Menurut dia, pada musim hujan petambak garam akan kesulitan melakukan produksi, sehingga stok garam yang masih ada dijual dengan harga yang lebih tinggi dibandingkan pada saat musim kemarau.

Sebagai gambaran, harga garam per karung ukuran 25 kilogram yang biasanya dijual seharga Rp25 ribu, kini terpaksa dijual dengan harga dua kali lipat yakni Rp50 ribu per kg.

"Harga garam ini kami naikkan, hanya untuk menutupi kebutuhan kami sehari-hari selama tidak berproduksi pada musim hujan," katanya.

Hal senada dikemukakan petambak garam lainnya di Kabupaten Jeneponto, Sulsel, Syamsuddin.

Menurut dia, sebagian besar warga Jeneponto yang berada di wilayah pesisir menggantungkan hidupnya dari bertambak garam.
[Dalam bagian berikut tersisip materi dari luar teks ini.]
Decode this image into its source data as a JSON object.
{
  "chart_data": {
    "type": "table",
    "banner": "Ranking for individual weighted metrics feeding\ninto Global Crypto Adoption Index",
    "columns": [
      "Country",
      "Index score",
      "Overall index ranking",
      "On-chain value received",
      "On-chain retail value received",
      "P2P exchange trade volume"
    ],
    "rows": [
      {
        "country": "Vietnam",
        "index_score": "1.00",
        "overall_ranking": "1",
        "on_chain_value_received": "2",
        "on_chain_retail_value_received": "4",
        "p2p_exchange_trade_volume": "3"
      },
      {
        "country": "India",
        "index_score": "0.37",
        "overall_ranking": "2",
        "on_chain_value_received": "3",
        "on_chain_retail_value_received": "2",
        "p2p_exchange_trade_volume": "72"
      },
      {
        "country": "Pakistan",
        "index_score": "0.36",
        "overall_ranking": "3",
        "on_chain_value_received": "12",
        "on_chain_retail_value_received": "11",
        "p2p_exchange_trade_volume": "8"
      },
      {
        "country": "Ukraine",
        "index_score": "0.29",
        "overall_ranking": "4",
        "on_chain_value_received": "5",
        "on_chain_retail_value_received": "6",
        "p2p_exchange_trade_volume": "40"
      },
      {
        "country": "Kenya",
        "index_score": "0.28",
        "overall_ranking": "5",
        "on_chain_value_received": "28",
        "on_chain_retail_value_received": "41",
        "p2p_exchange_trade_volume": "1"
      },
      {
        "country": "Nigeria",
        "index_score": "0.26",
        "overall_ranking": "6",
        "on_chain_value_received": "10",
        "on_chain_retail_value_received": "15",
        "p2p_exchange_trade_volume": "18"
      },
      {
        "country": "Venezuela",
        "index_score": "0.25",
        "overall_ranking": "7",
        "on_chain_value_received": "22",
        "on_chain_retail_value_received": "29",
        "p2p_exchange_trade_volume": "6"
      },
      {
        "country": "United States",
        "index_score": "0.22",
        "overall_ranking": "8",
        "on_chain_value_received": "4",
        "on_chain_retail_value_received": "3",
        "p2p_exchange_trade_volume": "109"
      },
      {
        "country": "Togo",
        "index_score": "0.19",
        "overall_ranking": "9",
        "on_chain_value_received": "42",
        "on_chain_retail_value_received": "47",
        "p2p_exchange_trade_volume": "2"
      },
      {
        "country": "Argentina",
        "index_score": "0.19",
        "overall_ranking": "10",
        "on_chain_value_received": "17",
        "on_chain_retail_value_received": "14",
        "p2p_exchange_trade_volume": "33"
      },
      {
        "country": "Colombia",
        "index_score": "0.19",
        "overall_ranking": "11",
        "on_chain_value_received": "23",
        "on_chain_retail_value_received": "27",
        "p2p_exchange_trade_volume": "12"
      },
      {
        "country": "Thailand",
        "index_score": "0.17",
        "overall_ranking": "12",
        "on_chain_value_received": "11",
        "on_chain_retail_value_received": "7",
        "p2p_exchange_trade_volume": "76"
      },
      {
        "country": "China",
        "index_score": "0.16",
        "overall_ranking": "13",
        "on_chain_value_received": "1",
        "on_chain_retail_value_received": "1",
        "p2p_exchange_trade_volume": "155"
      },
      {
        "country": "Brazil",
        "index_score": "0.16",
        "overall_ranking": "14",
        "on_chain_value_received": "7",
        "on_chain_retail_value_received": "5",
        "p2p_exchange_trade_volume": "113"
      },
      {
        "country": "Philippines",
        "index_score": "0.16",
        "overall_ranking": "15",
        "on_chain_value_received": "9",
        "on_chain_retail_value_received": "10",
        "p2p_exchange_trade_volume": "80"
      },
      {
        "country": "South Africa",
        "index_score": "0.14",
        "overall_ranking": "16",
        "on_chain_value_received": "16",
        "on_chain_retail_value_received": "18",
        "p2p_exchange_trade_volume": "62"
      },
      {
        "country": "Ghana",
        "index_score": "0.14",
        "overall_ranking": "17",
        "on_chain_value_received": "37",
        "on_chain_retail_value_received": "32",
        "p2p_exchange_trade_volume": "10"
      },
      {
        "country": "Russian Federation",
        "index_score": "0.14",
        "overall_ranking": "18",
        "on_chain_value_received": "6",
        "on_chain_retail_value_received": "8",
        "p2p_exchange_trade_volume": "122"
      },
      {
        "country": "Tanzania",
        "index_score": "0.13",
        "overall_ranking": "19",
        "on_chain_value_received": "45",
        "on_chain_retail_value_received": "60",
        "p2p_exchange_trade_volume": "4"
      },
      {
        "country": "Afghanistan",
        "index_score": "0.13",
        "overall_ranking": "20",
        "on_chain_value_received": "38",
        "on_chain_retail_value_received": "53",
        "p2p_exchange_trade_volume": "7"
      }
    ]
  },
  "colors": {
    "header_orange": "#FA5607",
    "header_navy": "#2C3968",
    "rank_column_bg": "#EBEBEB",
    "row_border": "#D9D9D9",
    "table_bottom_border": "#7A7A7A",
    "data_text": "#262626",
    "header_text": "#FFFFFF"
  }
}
Apalagi daerah yang berjulukan "butta turatea" ini merupakan sentra produksi garam terbesar di Sulsel.

"Jadi wajar jika kami khawatir jika hujan turun terus-menerus, karena itu akan membuat kami menganggur, sementara persediaan garam terus menipis," katanya.

Produksi garam Kabupaten Jeneponto, Sulsel masih terbilang minim yakni hanya sekitar 40 ribu ton per tahun yang bersumber dari hasil pertambakan garam seluas 556 hektare.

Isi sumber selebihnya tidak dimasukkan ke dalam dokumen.